Chroniques DVD
01
Aoû
1999

Les étoiles évaluent le plaisir ressenti à la découverte des œuvres, rien à voir avec une quelconque note !

action guerre nanar rambosploitation mercenaire

Genre : Action (rapport à la chaîne de magasins)

Scénar : « au sud-est de Los Angeles », pour entraîner des mercenaires armés jusqu’aux dents pour une opération encore inconnue à part que c’est pour le compte d’un richissime homme d’affaires pas très sympathique, quoi de mieux que d’enlever en pleine rue quelqu'un complètement au hasard dans les environs et de lui lâcher les soldats au cul pour leur apprendre la chasse à l’homme ? Quand le stock de victimes vient à épuisé, rebelote, tout simplement ! Mais c’est une grande malchance que de jouer à ce petit jeu (pas très formateur si on peut se faire maître : un civil contre une cohorte, c’est pas du gâteau pour le premier) puisqu’ils vont tomber sur un type bien plus fort qu’eux. Les kidnappeurs voulaient un coriace, ils sont tombés sur le bon avec Mike Danton… « Au Vietnam il était le meilleur… Il l’est toujours ! » Et dire que le méchant colonel se révèle être l'officier qui l’a formé… L’habit ne fait pas le moine : un mulet peut dissimuler un pur-sang ! En plus, sa copine s'aperçoit qu'il a été enlevé et elle appelle son père, ancien flic à la retraite ! Pfiou !
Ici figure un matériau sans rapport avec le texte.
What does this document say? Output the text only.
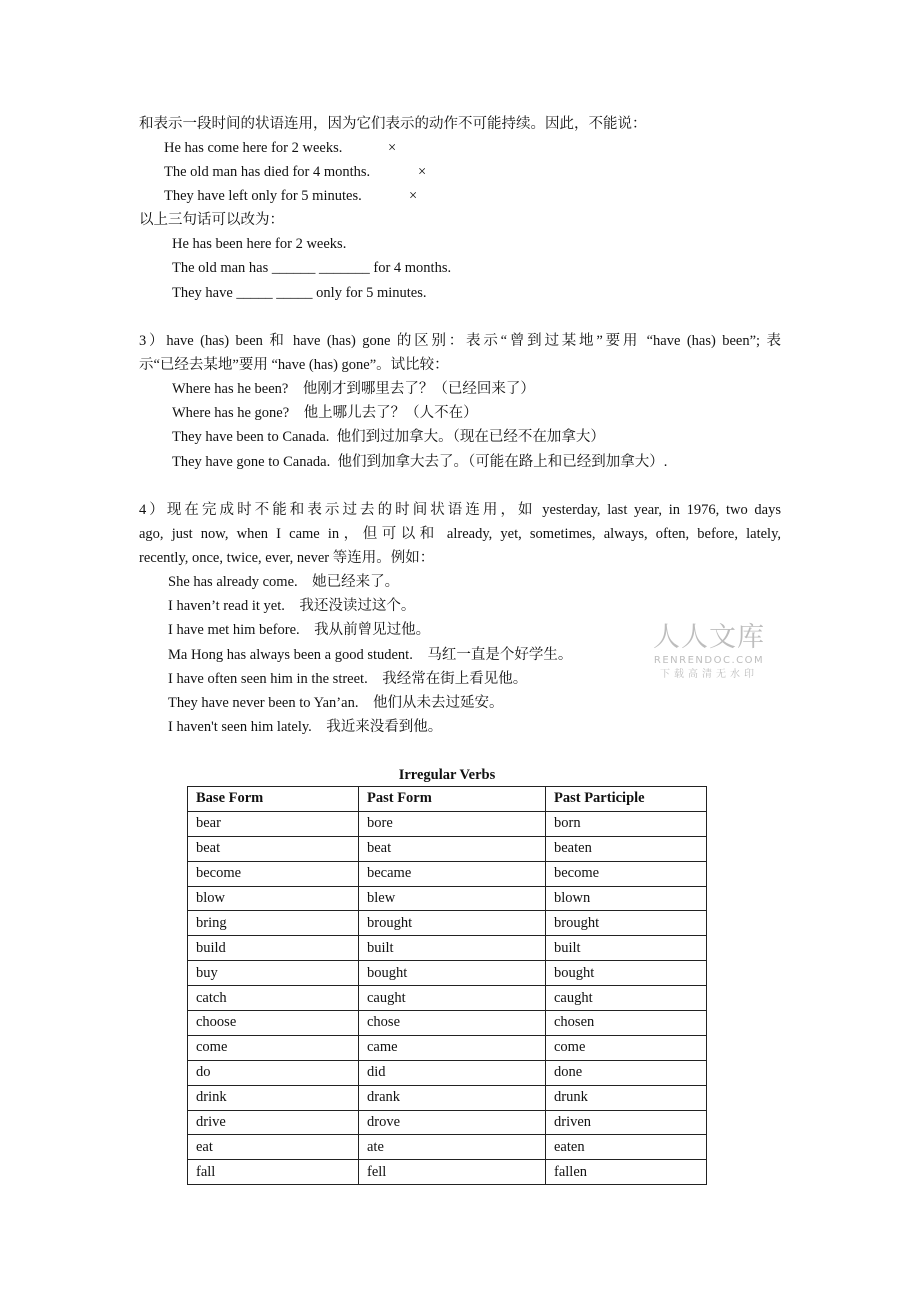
和表示一段时间的状语连用，因为它们表示的动作不可能持续。因此，不能说：
He has come here for 2 weeks.	×
The old man has died for 4 months.	×
They have left only for 5 minutes.	×
以上三句话可以改为：
He has been here for 2 weeks.
The old man has ______ _______ for 4 months.
They have _____ _____ only for 5 minutes.
3）have (has) been 和 have (has) gone 的区别：表示“曾到过某地”要用 “have (has) been”; 表
示“已经去某地”要用 “have (has) gone”。试比较：
Where has he been?    他刚才到哪里去了？（已经回来了）
Where has he gone?    他上哪儿去了？（人不在）
They have been to Canada.  他们到过加拿大。（现在已经不在加拿大）
They have gone to Canada.  他们到加拿大去了。（可能在路上和已经到加拿大）.
4）现在完成时不能和表示过去的时间状语连用，如 yesterday, last year, in 1976, two days
ago, just now, when I came in，但可以和 already, yet, sometimes, always, often, before, lately,
recently, once, twice, ever, never 等连用。例如：
She has already come.    她已经来了。
I haven’t read it yet.    我还没读过这个。
I have met him before.    我从前曾见过他。
Ma Hong has always been a good student.    马红一直是个好学生。
I have often seen him in the street.    我经常在街上看见他。
They have never been to Yan’an.    他们从未去过延安。
I haven't seen him lately.    我近来没看到他。
人人文库
RENRENDOC.COM
下载高清无水印
Irregular Verbs
Base Form	Past Form	Past Participle
bear	bore	born
beat	beat	beaten
become	became	become
blow	blew	blown
bring	brought	brought
build	built	built
buy	bought	bought
catch	caught	caught
choose	chose	chosen
come	came	come
do	did	done
drink	drank	drunk
drive	drove	driven
eat	ate	eaten
fall	fell	fallen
D’emblée on a dû mobiliser plusieurs personnes pour déchirer les vêtements de cet homme qui court dans une forêt qui pourrait très bien être le parc municipal. « Fils de putes, ils vont me tuer ! », une entrée en matière subtile qui explique tout ce qu'il va se passer pendant ces quatre-vingt-dix minutes d'anthologie : des poursuivants (les types qui sont en train de charger et armer d’innombrables flingues pendant le générique) ne font pas de prisonniers. Non. Ils lâchent des rafales en quantité industrielle sur tout ce qui bouge, n'hésitent même pas à balancer des grenades (pas bien létales visiblement) sur des proies pieds nus et inoffensives. Sauf que quand la fête vire à la mortelle randonnée en short de jeans, le blondinet qui s'avère être une armoire à glace fonce et chasse à son tour façon Rambo Zaroff ! Mais on ne peut vraiment dire qu’il y ait de quoi s’épuiser : nos fameux soldats impitoyables ne valent pas tripette et Dantooooooooon arrive très facilement à s’en débarrasser petit à petit malgré d’effrayantes poses guerrières : acta non verba !

Présenté dans sa seule copie numérique en français, ce film est à la fois une bouse de cheval à trois pattes et un monument pour les amateurs du pur nanar à l’incroyable degré de bêtise. Tout est affreusement raté, à commencer par la musique au clavier (et ils se sont mis à trois pour faire ça !), les décors de roseaux tout pourris comme à côté de chez nous, les scènes de pseudo-comédie du couple absolument atroces tout comme chaque tentative d’un acteur de faire quoi que ce soit (triste apparition de Cameron Mitchell, descendu bien bas) MAIS s’il y a quelque chose à reconnaître c'est un scénario d'une rare cruauté. Et NON, ce n’est pas tout, si la chose est géniale, c’est pour des détails tellement hilarants qu'on ne peut pas tous les mentionner mais la fumée qui sort de la ranger est quand même le top. Allez, disons juste comme ça : replacer une épaule avec une caillasse (plus fort que Mel Gibson !), réussir une avalanche de rochers en carton, cracher sur un ver de terre, défier le Ciel au soleil couchant… C’est puissant. C’est débile. C’est unique.

Bonus : A propos de Ultime Combat (10’), Rambobines (bandes-annonces terribles dans tous les sens du terme exhumées par Videotopsy, 10’), spot pub pour la bande originale en CD (argh ! Ces gens sont des fanatiques, voir Deadly prey - Original motion picture soundtrack (Cine2Genre - 2018))

P. S. : ce DVD, ainsi que le CD sus-mentionné, appartenaient à l’édition collector du bouquin Dans l'enfer vert de la Rambosploitation de Claude Gaillard (Génération VHS / Huginn & Munnin - 2018).